The front door slammed shut behind me, blocking my calls for help from the neighbours. Fear and panic clouded everything. One of my strongest thoughts was to keep yelling at Rem to run. Rem, who stood frozen in place in our living room.
“Run! Just GO!”
“Or don’t,” said Laketon in a cold, even voice, “If you come with me nicely, kid, I won’t hurt your sister. How about it?”
“Don’t listen to him!” I shouted and tried punching the steely arm around my waist. Laketon’s grip just tightened and he shook me painfully. Rem wasn’t running. His eyes were wide and brimming with tears. And my muddled thoughts realised in one fleeting moment that Rem’s nightmare had just come true.
“Come on, freak!” Laketon snapped, “Do I have to grab you too? Either way, we’re all getting out of here.”

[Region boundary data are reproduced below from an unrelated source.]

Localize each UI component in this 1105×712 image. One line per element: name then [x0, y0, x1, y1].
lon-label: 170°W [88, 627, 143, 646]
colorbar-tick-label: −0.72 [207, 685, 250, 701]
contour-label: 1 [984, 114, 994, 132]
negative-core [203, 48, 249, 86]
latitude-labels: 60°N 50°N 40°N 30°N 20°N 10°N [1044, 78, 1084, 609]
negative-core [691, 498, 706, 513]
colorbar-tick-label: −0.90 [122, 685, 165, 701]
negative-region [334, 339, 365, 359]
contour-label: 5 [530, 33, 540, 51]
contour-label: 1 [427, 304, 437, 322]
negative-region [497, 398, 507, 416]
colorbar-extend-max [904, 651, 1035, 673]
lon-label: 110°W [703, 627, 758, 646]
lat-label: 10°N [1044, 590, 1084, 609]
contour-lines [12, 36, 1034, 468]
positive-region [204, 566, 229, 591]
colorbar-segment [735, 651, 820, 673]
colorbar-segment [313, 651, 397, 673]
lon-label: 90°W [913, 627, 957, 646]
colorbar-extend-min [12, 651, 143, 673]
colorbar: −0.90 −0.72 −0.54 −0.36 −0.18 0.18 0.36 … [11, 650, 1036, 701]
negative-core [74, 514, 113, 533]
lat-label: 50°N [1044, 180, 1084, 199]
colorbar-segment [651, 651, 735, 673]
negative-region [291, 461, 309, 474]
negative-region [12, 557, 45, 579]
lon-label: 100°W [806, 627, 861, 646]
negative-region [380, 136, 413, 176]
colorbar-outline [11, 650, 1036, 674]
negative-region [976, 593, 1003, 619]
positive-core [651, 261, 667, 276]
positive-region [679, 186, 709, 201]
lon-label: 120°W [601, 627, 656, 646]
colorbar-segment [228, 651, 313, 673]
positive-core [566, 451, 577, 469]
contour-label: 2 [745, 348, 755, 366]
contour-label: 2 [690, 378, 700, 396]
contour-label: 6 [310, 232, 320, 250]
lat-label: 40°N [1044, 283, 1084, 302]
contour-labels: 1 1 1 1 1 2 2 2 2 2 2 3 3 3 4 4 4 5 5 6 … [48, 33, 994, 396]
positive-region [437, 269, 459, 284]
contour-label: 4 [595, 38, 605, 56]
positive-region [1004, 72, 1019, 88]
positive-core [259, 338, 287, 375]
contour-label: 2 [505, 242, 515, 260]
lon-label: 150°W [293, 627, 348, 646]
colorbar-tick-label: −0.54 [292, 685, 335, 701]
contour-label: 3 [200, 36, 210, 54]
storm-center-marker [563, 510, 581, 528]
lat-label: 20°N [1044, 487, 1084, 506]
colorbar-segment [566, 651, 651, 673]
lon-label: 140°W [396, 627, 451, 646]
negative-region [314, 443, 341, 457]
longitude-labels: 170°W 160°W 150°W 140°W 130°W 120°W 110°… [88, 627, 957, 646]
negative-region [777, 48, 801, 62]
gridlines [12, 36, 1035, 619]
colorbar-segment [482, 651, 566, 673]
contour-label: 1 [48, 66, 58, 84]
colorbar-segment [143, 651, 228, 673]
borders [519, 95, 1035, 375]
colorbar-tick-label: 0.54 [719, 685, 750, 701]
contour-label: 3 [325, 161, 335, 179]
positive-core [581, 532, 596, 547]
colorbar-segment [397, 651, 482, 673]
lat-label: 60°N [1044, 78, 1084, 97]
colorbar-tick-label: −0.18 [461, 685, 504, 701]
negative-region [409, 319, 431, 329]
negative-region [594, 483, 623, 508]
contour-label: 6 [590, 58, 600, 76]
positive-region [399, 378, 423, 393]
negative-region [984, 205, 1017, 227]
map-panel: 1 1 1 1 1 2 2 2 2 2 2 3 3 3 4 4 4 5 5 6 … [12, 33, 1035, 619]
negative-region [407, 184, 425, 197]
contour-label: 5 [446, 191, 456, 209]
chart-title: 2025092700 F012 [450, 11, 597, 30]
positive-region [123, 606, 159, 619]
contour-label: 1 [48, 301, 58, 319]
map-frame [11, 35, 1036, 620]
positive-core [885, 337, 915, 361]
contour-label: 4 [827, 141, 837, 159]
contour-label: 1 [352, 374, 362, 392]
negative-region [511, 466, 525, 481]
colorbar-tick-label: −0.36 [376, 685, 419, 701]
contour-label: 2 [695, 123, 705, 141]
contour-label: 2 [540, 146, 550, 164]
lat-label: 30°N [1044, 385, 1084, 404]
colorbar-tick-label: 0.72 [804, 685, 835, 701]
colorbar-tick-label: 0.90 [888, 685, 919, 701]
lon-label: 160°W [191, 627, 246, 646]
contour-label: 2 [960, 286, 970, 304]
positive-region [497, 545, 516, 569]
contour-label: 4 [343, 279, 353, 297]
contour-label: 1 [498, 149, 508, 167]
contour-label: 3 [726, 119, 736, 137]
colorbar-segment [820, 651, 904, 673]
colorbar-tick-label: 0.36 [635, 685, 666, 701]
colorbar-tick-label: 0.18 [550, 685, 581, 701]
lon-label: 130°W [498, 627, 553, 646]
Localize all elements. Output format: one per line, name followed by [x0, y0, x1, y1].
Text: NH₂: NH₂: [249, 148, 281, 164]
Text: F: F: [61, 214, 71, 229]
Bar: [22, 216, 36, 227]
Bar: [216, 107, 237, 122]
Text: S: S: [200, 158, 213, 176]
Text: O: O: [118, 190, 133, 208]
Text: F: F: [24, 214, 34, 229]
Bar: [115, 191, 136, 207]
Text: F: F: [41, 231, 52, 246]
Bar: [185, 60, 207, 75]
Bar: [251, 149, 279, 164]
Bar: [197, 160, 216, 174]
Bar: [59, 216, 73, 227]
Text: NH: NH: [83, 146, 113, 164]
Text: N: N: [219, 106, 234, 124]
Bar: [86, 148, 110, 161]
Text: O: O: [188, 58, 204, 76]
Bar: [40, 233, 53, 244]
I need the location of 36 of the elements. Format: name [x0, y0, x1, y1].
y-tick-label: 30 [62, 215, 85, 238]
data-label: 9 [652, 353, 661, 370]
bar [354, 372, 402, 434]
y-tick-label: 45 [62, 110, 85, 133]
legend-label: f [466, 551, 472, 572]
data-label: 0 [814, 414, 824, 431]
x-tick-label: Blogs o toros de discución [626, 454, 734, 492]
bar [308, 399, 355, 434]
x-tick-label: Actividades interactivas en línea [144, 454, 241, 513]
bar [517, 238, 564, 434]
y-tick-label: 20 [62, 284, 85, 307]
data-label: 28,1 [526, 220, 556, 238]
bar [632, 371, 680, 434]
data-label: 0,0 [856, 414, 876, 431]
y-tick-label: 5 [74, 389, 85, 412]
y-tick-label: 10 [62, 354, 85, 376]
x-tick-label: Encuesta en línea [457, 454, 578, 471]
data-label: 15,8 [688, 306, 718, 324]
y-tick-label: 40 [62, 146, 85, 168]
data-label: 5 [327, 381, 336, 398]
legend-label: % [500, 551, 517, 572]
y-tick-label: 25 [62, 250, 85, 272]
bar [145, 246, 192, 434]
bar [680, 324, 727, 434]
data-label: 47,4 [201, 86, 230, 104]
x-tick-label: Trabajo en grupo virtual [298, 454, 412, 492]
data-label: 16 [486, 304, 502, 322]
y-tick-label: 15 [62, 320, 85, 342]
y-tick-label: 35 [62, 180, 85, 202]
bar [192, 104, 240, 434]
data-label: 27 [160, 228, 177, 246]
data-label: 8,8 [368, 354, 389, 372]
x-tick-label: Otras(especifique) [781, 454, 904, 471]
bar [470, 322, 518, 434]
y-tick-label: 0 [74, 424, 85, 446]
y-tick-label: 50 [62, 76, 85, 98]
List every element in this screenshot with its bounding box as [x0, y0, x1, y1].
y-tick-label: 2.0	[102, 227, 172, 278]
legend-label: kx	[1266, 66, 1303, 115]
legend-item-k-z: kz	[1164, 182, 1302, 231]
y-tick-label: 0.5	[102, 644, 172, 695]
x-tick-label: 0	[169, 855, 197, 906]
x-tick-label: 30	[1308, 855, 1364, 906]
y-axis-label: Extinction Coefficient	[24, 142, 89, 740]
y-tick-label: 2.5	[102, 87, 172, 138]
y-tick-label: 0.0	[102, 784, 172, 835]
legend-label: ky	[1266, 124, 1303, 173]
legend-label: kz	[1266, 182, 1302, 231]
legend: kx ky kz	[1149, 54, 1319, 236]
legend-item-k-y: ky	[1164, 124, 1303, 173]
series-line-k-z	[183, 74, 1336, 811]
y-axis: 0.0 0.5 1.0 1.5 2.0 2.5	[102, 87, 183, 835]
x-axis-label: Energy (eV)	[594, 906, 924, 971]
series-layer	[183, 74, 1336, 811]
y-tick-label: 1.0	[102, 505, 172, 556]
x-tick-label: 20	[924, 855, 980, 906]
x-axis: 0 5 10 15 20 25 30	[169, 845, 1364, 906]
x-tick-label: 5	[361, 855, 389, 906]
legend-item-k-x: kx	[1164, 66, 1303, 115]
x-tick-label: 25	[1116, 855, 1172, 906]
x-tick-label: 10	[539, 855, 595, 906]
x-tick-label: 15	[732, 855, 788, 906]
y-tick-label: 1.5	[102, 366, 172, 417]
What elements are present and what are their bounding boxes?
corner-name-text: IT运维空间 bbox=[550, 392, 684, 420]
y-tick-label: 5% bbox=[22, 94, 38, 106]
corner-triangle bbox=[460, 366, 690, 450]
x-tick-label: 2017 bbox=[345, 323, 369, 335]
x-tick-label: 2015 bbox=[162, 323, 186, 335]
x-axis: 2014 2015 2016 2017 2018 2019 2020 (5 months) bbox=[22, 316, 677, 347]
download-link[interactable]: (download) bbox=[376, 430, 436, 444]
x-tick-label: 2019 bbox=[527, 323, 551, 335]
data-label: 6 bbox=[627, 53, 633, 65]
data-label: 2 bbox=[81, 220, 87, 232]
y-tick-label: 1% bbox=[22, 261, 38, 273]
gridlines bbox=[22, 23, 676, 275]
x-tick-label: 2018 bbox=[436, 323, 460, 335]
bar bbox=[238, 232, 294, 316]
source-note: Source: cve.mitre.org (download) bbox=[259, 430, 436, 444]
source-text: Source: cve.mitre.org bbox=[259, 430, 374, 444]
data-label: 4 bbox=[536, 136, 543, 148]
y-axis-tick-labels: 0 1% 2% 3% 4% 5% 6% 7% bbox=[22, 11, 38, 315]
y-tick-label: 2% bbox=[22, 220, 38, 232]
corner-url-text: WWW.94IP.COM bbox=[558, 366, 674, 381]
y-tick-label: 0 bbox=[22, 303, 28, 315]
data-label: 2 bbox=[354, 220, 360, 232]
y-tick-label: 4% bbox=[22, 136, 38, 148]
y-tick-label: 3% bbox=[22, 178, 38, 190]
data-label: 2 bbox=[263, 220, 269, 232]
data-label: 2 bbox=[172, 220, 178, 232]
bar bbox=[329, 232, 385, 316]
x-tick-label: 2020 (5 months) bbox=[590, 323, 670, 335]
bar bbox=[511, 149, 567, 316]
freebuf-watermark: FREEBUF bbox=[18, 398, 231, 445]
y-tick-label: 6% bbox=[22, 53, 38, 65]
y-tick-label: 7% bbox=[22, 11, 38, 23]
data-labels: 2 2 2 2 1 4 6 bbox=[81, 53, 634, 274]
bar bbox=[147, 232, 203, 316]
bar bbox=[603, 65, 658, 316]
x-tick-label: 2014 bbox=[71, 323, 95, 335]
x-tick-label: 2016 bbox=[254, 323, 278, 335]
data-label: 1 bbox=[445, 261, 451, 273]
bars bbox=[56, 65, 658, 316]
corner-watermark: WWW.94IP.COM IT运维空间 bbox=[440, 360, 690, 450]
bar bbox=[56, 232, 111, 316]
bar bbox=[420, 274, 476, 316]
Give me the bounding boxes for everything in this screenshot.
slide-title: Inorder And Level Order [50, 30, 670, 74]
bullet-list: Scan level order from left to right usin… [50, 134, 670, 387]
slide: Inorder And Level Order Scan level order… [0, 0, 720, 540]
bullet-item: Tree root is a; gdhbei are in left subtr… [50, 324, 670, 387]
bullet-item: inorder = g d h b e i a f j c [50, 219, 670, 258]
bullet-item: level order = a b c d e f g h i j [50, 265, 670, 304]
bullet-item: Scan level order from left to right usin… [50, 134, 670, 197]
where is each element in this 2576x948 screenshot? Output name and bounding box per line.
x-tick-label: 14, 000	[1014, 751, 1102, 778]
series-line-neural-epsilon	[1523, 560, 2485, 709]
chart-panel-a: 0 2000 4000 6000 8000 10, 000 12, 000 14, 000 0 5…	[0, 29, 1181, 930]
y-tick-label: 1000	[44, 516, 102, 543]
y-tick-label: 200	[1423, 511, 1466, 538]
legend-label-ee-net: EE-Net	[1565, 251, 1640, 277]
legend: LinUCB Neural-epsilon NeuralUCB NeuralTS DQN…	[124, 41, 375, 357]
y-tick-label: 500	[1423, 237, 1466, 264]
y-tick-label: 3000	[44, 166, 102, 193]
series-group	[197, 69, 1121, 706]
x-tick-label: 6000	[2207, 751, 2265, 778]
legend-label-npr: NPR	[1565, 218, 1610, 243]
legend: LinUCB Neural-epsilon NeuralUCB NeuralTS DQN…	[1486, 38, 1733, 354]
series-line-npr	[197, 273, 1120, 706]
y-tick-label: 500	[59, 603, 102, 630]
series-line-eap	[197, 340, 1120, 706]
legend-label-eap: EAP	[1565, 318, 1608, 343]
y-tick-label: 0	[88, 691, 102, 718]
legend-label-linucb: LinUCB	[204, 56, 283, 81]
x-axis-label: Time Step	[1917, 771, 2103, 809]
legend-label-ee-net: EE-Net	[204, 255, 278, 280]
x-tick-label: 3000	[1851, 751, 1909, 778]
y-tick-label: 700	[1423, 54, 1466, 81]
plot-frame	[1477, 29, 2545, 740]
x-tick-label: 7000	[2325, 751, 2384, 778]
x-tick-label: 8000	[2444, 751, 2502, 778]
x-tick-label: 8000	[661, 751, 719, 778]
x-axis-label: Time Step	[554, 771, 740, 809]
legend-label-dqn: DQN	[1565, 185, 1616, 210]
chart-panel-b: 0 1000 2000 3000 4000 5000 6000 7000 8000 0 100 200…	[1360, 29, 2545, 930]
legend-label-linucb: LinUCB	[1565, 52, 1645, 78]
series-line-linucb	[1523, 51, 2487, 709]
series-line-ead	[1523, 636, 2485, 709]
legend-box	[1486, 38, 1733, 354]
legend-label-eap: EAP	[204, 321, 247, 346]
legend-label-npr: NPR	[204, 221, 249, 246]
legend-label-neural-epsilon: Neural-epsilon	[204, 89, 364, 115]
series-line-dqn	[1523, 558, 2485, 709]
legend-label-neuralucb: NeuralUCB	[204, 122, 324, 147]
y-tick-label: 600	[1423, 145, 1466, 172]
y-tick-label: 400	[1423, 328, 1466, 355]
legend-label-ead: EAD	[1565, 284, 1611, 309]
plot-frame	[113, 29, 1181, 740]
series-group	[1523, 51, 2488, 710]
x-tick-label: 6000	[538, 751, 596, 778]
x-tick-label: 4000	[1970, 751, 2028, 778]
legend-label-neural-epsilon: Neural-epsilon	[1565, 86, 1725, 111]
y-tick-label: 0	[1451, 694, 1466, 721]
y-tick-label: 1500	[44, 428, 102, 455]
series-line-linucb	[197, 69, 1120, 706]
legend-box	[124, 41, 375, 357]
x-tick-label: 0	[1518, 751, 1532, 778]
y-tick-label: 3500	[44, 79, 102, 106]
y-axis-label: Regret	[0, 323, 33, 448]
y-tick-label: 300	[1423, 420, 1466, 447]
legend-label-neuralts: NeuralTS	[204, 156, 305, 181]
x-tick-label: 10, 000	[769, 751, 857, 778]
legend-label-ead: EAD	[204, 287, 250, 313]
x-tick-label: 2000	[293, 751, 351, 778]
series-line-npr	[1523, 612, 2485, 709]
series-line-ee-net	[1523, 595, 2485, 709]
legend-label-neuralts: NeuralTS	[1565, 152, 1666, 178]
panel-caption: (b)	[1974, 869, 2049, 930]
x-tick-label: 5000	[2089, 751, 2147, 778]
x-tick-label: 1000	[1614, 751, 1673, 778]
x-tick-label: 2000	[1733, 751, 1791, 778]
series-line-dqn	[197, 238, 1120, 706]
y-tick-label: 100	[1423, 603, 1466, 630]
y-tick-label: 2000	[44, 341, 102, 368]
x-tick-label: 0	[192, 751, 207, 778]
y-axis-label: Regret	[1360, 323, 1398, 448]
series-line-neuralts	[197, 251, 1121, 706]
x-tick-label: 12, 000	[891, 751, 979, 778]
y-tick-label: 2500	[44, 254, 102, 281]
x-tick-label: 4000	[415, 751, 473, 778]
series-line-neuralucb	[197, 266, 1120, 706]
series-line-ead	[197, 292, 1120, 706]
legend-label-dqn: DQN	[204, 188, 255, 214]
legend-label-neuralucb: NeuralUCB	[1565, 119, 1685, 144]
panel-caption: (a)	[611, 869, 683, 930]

Rem took slow, zombie-like steps towards me and Laketon. I shouted again at him to run. He didn’t.
“I’ll come with you,” he said in a barely audible voice, “Just don’t hurt her.”
“No!” I snapped, “I’ll be fine, Rem! Run and call the police!”
Rem shook his head. He walked obediently next to Laketon as he dragged me kicking and screaming into a truck he had haphazardly parked on the road near our house. The neighbours’ houses were mostly dark, but I still shouted in hopes that somebody would hear us. Laketon shook me again, quickened his steps and shoved me into the car without any problems despite my struggling. He was strong. Scarily strong. Rem sat next to me, stiff with fear and crying silently. Laketon sped to the road, destroying any chance of escaping. I wrapped my arms around Rem and Rem buried his face in my shoulder. I had screamed for help outside, but now it was no use. Our house was left behind, and we were headed towards the swampy outskirts of Twinbrook.
We could only watch as our house disappeared into the gathering dark.
I had never been so afraid.
Author’s Note: Yeah… Stuff gets a bit intense in this one… One of the reasons I haven’t updated for a while was because I was debating with myself whether to start this part of the plot yet or keep putting out filler, but then decided that filler wouldn’t do anything… ugh, pacing is haaaaard. Anyway, hope you guys like it! I tried to make it possible for anyone to comment. Not sure if it worked but if it did, then great!